Should I ask him to prom mid fuck? That way he has to say yes.
Is making out on a toilet while he is sitting down and pissing weird? cause that's what happened last night
Being a girl sucks.
Being a boyfriend sucks for about a week, too
i probably shouldve stopped when i uncurled the curly straw in my cocktail because it was slowing me down
She took a crow from her moms Halloween decorations, taped it to her shoulder, went to the bar and made the guys buy a drinks for both her and the crow.
By the power invested in me, I now pronounce your taco to be meaty. Meaty taco meaty taco meaty meaty meaty taco.
You grabbed her hand and started jacking her finger off. She was horrified.
Did it finish?
I think I was using my hair to catch my vomit last night.
You were.
He said bow chicka bow wow. I never thought being sexually degraded would be such a turn on.

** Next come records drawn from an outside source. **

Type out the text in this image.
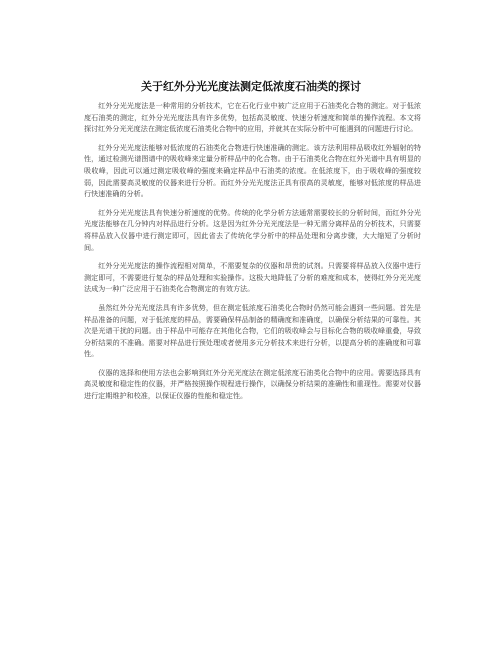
关于红外分光光度法测定低浓度石油类的探讨

红外分光光度法是一种常用的分析技术，它在石化行业中被广泛应用于石油类化合物的测定。对于低浓度石油类的测定，红外分光光度法具有许多优势，包括高灵敏度、快速分析速度和简单的操作流程。本文将探讨红外分光光度法在测定低浓度石油类化合物中的应用，并就其在实际分析中可能遇到的问题进行讨论。

红外分光光度法能够对低浓度的石油类化合物进行快速准确的测定。该方法利用样品吸收红外辐射的特性，通过检测光谱图谱中的吸收峰来定量分析样品中的化合物。由于石油类化合物在红外光谱中具有明显的吸收峰，因此可以通过测定吸收峰的强度来确定样品中石油类的浓度。在低浓度下，由于吸收峰的强度较弱，因此需要高灵敏度的仪器来进行分析。而红外分光光度法正具有很高的灵敏度，能够对低浓度的样品进行快速准确的分析。

红外分光光度法具有快速分析速度的优势。传统的化学分析方法通常需要较长的分析时间，而红外分光光度法能够在几分钟内对样品进行分析。这是因为红外分光光度法是一种无需分离样品的分析技术，只需要将样品放入仪器中进行测定即可，因此省去了传统化学分析中的样品处理和分离步骤，大大缩短了分析时间。

红外分光光度法的操作流程相对简单，不需要复杂的仪器和昂贵的试剂。只需要将样品放入仪器中进行测定即可，不需要进行复杂的样品处理和实验操作。这极大地降低了分析的难度和成本，使得红外分光光度法成为一种广泛应用于石油类化合物测定的有效方法。

虽然红外分光光度法具有许多优势，但在测定低浓度石油类化合物时仍然可能会遇到一些问题。首先是样品准备的问题，对于低浓度的样品，需要确保样品制备的精确度和准确度，以确保分析结果的可靠性。其次是光谱干扰的问题。由于样品中可能存在其他化合物，它们的吸收峰会与目标化合物的吸收峰重叠，导致分析结果的不准确。需要对样品进行预处理或者使用多元分析技术来进行分析，以提高分析的准确度和可靠性。

仪器的选择和使用方法也会影响到红外分光光度法在测定低浓度石油类化合物中的应用。需要选择具有高灵敏度和稳定性的仪器，并严格按照操作规程进行操作，以确保分析结果的准确性和重现性。需要对仪器进行定期维护和校准，以保证仪器的性能和稳定性。
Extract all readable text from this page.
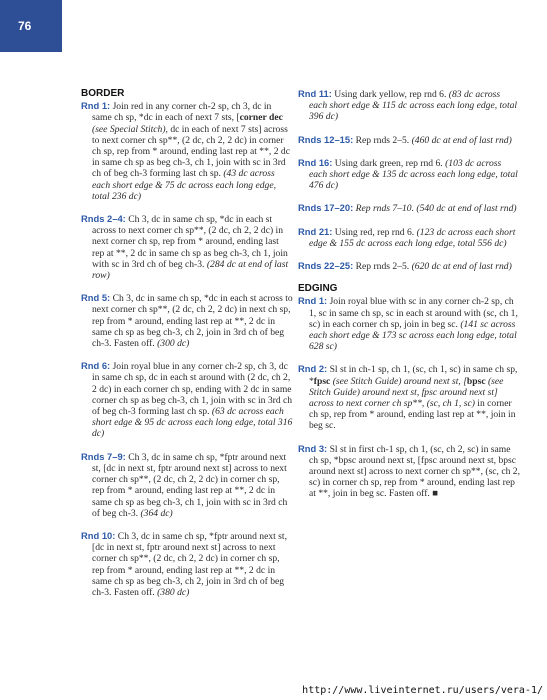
76
BORDER

Rnd 1: Join red in any corner ch-2 sp, ch 3, dc in same ch sp, *dc in each of next 7 sts, [corner dec (see Special Stitch), dc in each of next 7 sts] across to next corner ch sp**, (2 dc, ch 2, 2 dc) in corner ch sp, rep from * around, ending last rep at **, 2 dc in same ch sp as beg ch-3, ch 1, join with sc in 3rd ch of beg ch-3 forming last ch sp. (43 dc across each short edge & 75 dc across each long edge, total 236 dc)

Rnds 2–4: Ch 3, dc in same ch sp, *dc in each st across to next corner ch sp**, (2 dc, ch 2, 2 dc) in next corner ch sp, rep from * around, ending last rep at **, 2 dc in same ch sp as beg ch-3, ch 1, join with sc in 3rd ch of beg ch-3. (284 dc at end of last row)

Rnd 5: Ch 3, dc in same ch sp, *dc in each st across to next corner ch sp**, (2 dc, ch 2, 2 dc) in next ch sp, rep from * around, ending last rep at **, 2 dc in same ch sp as beg ch-3, ch 2, join in 3rd ch of beg ch-3. Fasten off. (300 dc)

Rnd 6: Join royal blue in any corner ch-2 sp, ch 3, dc in same ch sp, dc in each st around with (2 dc, ch 2, 2 dc) in each corner ch sp, ending with 2 dc in same corner ch sp as beg ch-3, ch 1, join with sc in 3rd ch of beg ch-3 forming last ch sp. (63 dc across each short edge & 95 dc across each long edge, total 316 dc)

Rnds 7–9: Ch 3, dc in same ch sp, *fptr around next st, [dc in next st, fptr around next st] across to next corner ch sp**, (2 dc, ch 2, 2 dc) in corner ch sp, rep from * around, ending last rep at **, 2 dc in same ch sp as beg ch-3, ch 1, join with sc in 3rd ch of beg ch-3. (364 dc)

Rnd 10: Ch 3, dc in same ch sp, *fptr around next st, [dc in next st, fptr around next st] across to next corner ch sp**, (2 dc, ch 2, 2 dc) in corner ch sp, rep from * around, ending last rep at **, 2 dc in same ch sp as beg ch-3, ch 2, join in 3rd ch of beg ch-3. Fasten off. (380 dc)

Rnd 11: Using dark yellow, rep rnd 6. (83 dc across each short edge & 115 dc across each long edge, total 396 dc)

Rnds 12–15: Rep rnds 2–5. (460 dc at end of last rnd)

Rnd 16: Using dark green, rep rnd 6. (103 dc across each short edge & 135 dc across each long edge, total 476 dc)

Rnds 17–20: Rep rnds 7–10. (540 dc at end of last rnd)

Rnd 21: Using red, rep rnd 6. (123 dc across each short edge & 155 dc across each long edge, total 556 dc)

Rnds 22–25: Rep rnds 2–5. (620 dc at end of last rnd)

EDGING

Rnd 1: Join royal blue with sc in any corner ch-2 sp, ch 1, sc in same ch sp, sc in each st around with (sc, ch 1, sc) in each corner ch sp, join in beg sc. (141 sc across each short edge & 173 sc across each long edge, total 628 sc)

Rnd 2: Sl st in ch-1 sp, ch 1, (sc, ch 1, sc) in same ch sp, *fpsc (see Stitch Guide) around next st, [bpsc (see Stitch Guide) around next st, fpsc around next st] across to next corner ch sp**, (sc, ch 1, sc) in corner ch sp, rep from * around, ending last rep at **, join in beg sc.

Rnd 3: Sl st in first ch-1 sp, ch 1, (sc, ch 2, sc) in same ch sp, *bpsc around next st, [fpsc around next st, bpsc around next st] across to next corner ch sp**, (sc, ch 2, sc) in corner ch sp, rep from * around, ending last rep at **, join in beg sc. Fasten off. ■

http://www.liveinternet.ru/users/vera-1/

Finishing last nights 1.5L of wine and beef jerky for breakfast. Work looms, ever the prickly bitch.
But the sex is so much better when he already has a girlfriend
I'm about to smoke a joint alone, do you want to FaceTime and pretend you're smoking it too?

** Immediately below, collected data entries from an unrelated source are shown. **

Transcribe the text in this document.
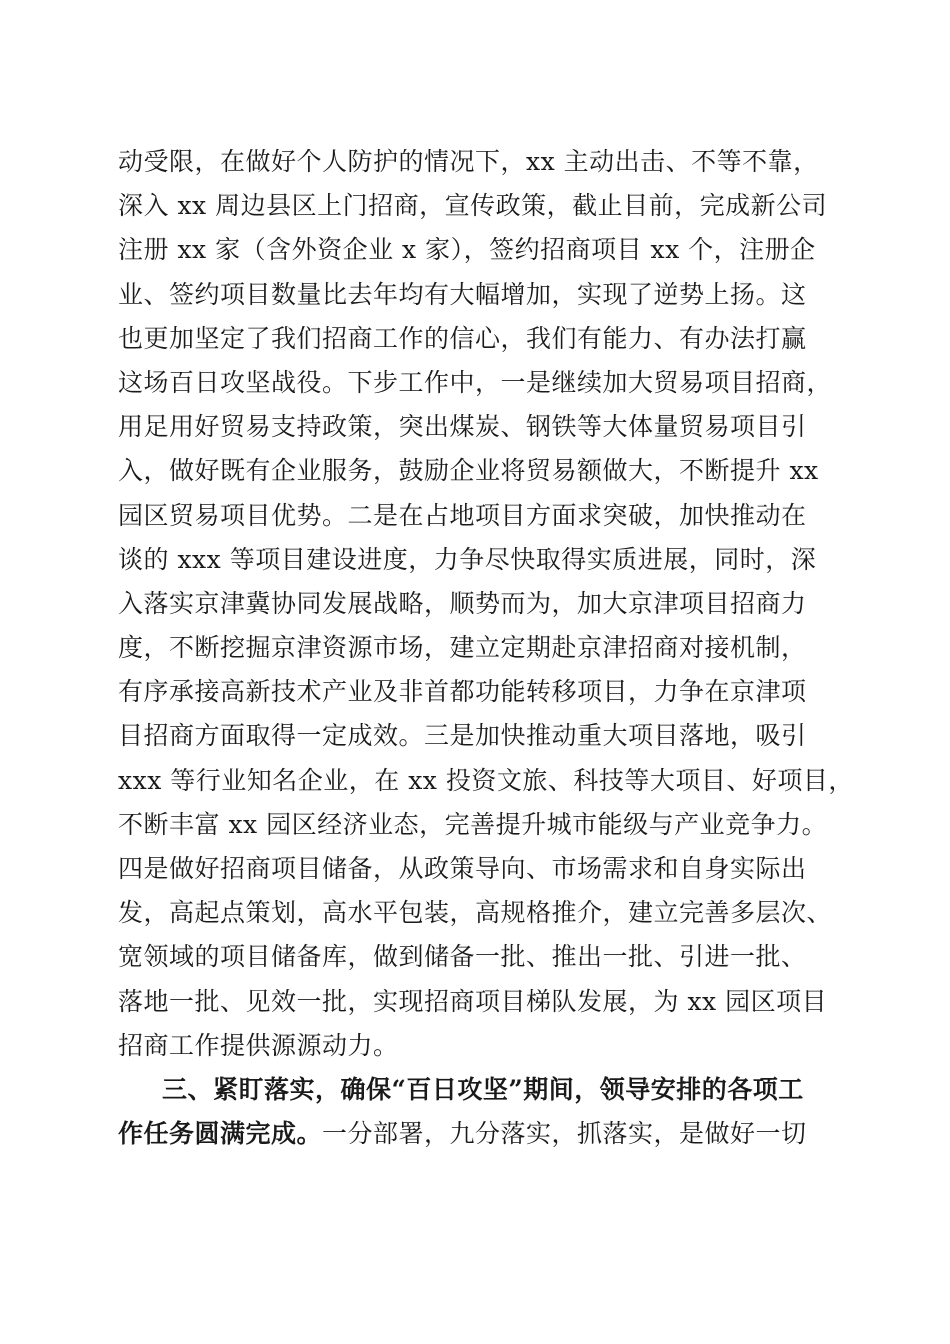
动受限，在做好个人防护的情况下，xx 主动出击、不等不靠，
深入 xx 周边县区上门招商，宣传政策，截止目前，完成新公司
注册 xx 家（含外资企业 x 家），签约招商项目 xx 个，注册企
业、签约项目数量比去年均有大幅增加，实现了逆势上扬。这
也更加坚定了我们招商工作的信心，我们有能力、有办法打赢
这场百日攻坚战役。下步工作中，一是继续加大贸易项目招商，
用足用好贸易支持政策，突出煤炭、钢铁等大体量贸易项目引
入，做好既有企业服务，鼓励企业将贸易额做大，不断提升 xx
园区贸易项目优势。二是在占地项目方面求突破，加快推动在
谈的 xxx 等项目建设进度，力争尽快取得实质进展，同时，深
入落实京津冀协同发展战略，顺势而为，加大京津项目招商力
度，不断挖掘京津资源市场，建立定期赴京津招商对接机制，
有序承接高新技术产业及非首都功能转移项目，力争在京津项
目招商方面取得一定成效。三是加快推动重大项目落地，吸引
xxx 等行业知名企业，在 xx 投资文旅、科技等大项目、好项目，
不断丰富 xx 园区经济业态，完善提升城市能级与产业竞争力。
四是做好招商项目储备，从政策导向、市场需求和自身实际出
发，高起点策划，高水平包装，高规格推介，建立完善多层次、
宽领域的项目储备库，做到储备一批、推出一批、引进一批、
落地一批、见效一批，实现招商项目梯队发展，为 xx 园区项目
招商工作提供源源动力。
三、紧盯落实，确保“百日攻坚”期间，领导安排的各项工
作任务圆满完成。一分部署，九分落实，抓落实，是做好一切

so dehydrated I couldn't fill the pee cup to the right line for my drug test for school. I was like sorry it was my birthday yesterday
I told him to take his man panties off and take the fucking Jaeger bomb already, so no to a 2nd date
Omg. I checked my purse this morning and I'm pretty sure drunk me stole a frat guys tube of crest 3d white toothpaste. Like that's pretty fucked up but I think if I knew someone did that to me I'd probably still invite them over again cuz I'd be like, "this girl's creative, and has good hygiene."